Todo tiene un precio

10.12.2019

Condición: Te despiertas después de una noche movidita y encuentras a un ser sobrenatural mirándote desde una esquina. Este ser te ofrece un trato, y con ese trato viene un don, y ese don tiene un lado negativo. 


Una de las criaturas más interesantes del folclore local es aquella conocida como meigalla. Se dice de este ser que acostumbra a visitar a los varones en noches de luna llena, les induce pesadillas para despertarlos y luego les ofrece un trato muy tentador: el don que ellos elijan a cambio de una noche de pasión. Si bien se suele describir a la meigalla como una vieja bubónica y arrugada, la codicia de los hombres es tal que rara vez alguien rechaza la oportunidad de poseer un don único. No obstante, todas las historias sobre esta criatura tienen un denominador común: el don acaba convirtiéndose en la perdición de su dueño. El herrero, que deseó tener más fuerza, mató a su hijo al abrazarlo; el pastor, que quería hablar con los animales, acabó perforándose los oídos para acallar sus voces incesantes; el sereno, que quería ver con claridad en la oscuridad, acabó cegado por la luz solar. La lección está clara: la avaricia rompe el saco. Hoy deseo contar una historia que me agrada especialmente, y es la del profesor que se creyó más listo que la meigalla.

Cuentan los vecinos de Vilarballo que hace muchos años una meigalla habitaba en el bosque aledaño a la aldea. Varios de sus habitantes habían sufrido sus visitas nocturnas y comenzaban a pagar por su codicia. El labrador, tras tantas cosechas exiguas, ahora solo era capaz de cultivar patatas gigantescas pero incomestibles. El molinero, que quería volar para reparar su molino, se volvió tan ligero que ya no era capaz de pisar el suelo. Una noche de luna llena, la meigalla se presentó ante el profesor de la escuela de Vilarballo. Tras despertarlo lentamente con pesadillas, le ofreció el bien sabido trato. El profesor, muy audaz y astuto, aceptó pasar una noche con la criatura a cambio de un don muy particular: robar dones ajenos. La meigalla, cuya experiencia la había hecho juiciosa y precavida, descubrió las intenciones de su víctima y accedió sin añadir nada más. El profesor cumplió su parte del trato hasta el canto del primer gallo, y la meigalla, satisfecha, le sonrío y le advirtió: «te concederé el don prometido, pero no te emociones, pues debes entender que mi poder de conceder dones no puede ser robado o sustraído, así es y será siempre». El profesor, al verse descubierto y humillado, se sonrojó, pero acertó a mentir: «no era esa mi intención, bruja impertinente, sino la de librar a mis vecinos de sus dones tan mezquinos, pues buen vecino soy, y seré siempre».

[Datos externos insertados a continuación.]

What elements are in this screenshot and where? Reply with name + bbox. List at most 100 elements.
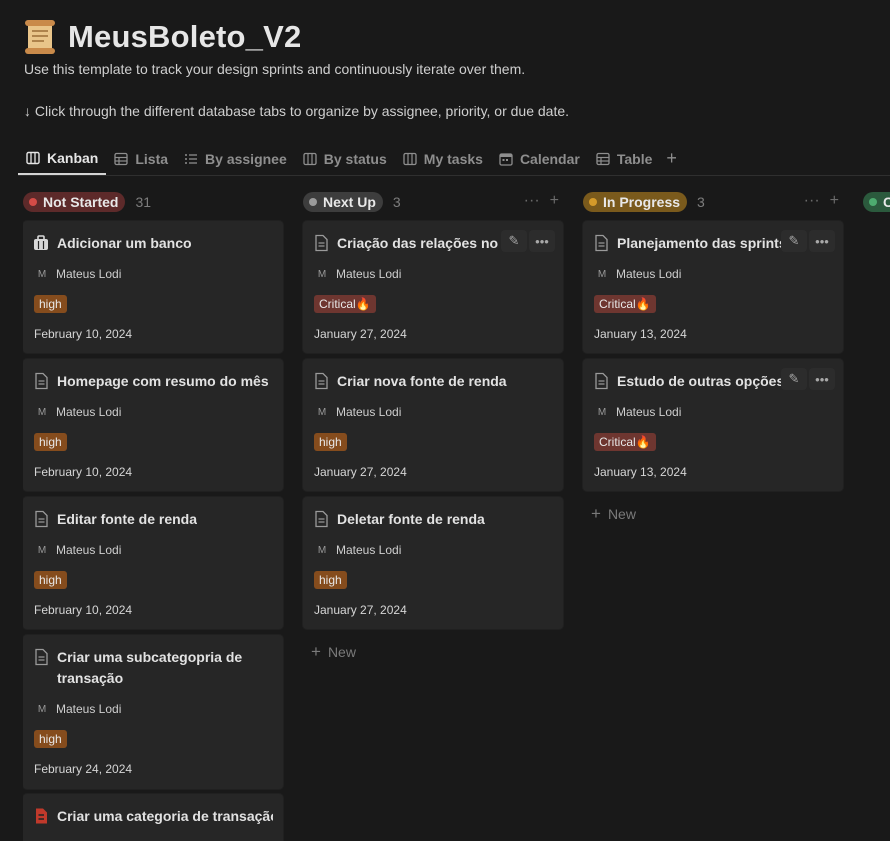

El profesor cumplió su palabra. Liberó al campesino de su maldición, sin pena para él pues no era labrador. Robó el don del vuelo al molinero y lo compensó calzando suelas de plomo. Pasaron los días, y el profesor acumuló todos los dones desafortunados, neutralizándolos con inteligencia para gran alegría del pueblo. La meigalla, visiblemente airada, lo volvió a visitar la siguiente noche de luna llena. «Tu agudeza me ha derrotado», admitió casi llorando, «pues creí haber ganado y me encuentro con tantos dones bien usados, sin maldiciones ni desagrados». El profesor, henchido de orgullo, replicó: «Los dones no deben ser usados para causar daño, sino felicidad y fortuna, pues en vano son dados si la maldad se busca». La meigalla contestó: «Tienes toda la razón, y no soy yo, sino tú, quien merece este don. No puedes robármelo a la fuerza, pero te lo concedo libremente si quieres que te pertenezca». El profesor, malvado en realidad, pensaba con placer: «con el don de conceder y el de robar en mi poder, tendré todos los dones que quiera, ¡seré como un Dios en la tierra!». Aceptó gustoso y, al ceder el don, la meigalla se volvió bella. Los bubones desaparecieron y su piel se alisó. Detrás de aquel ser había una humana hermosa, pero en cambio el profesor había perdido toda su humanidad. Su cuerpo se deformó, volviéndose chepudo y esquelético, y forúnculos sembraron su rostro. «¡En un meigallo te has convertido!» se reía la mujer, pletórica de alegría. «¡Qué ingenuo has sido, profesor mezquino, al creer que podías engañar al destino! No existe don sin maldición, la experiencia nunca miente. ¡Así es y será siempre!».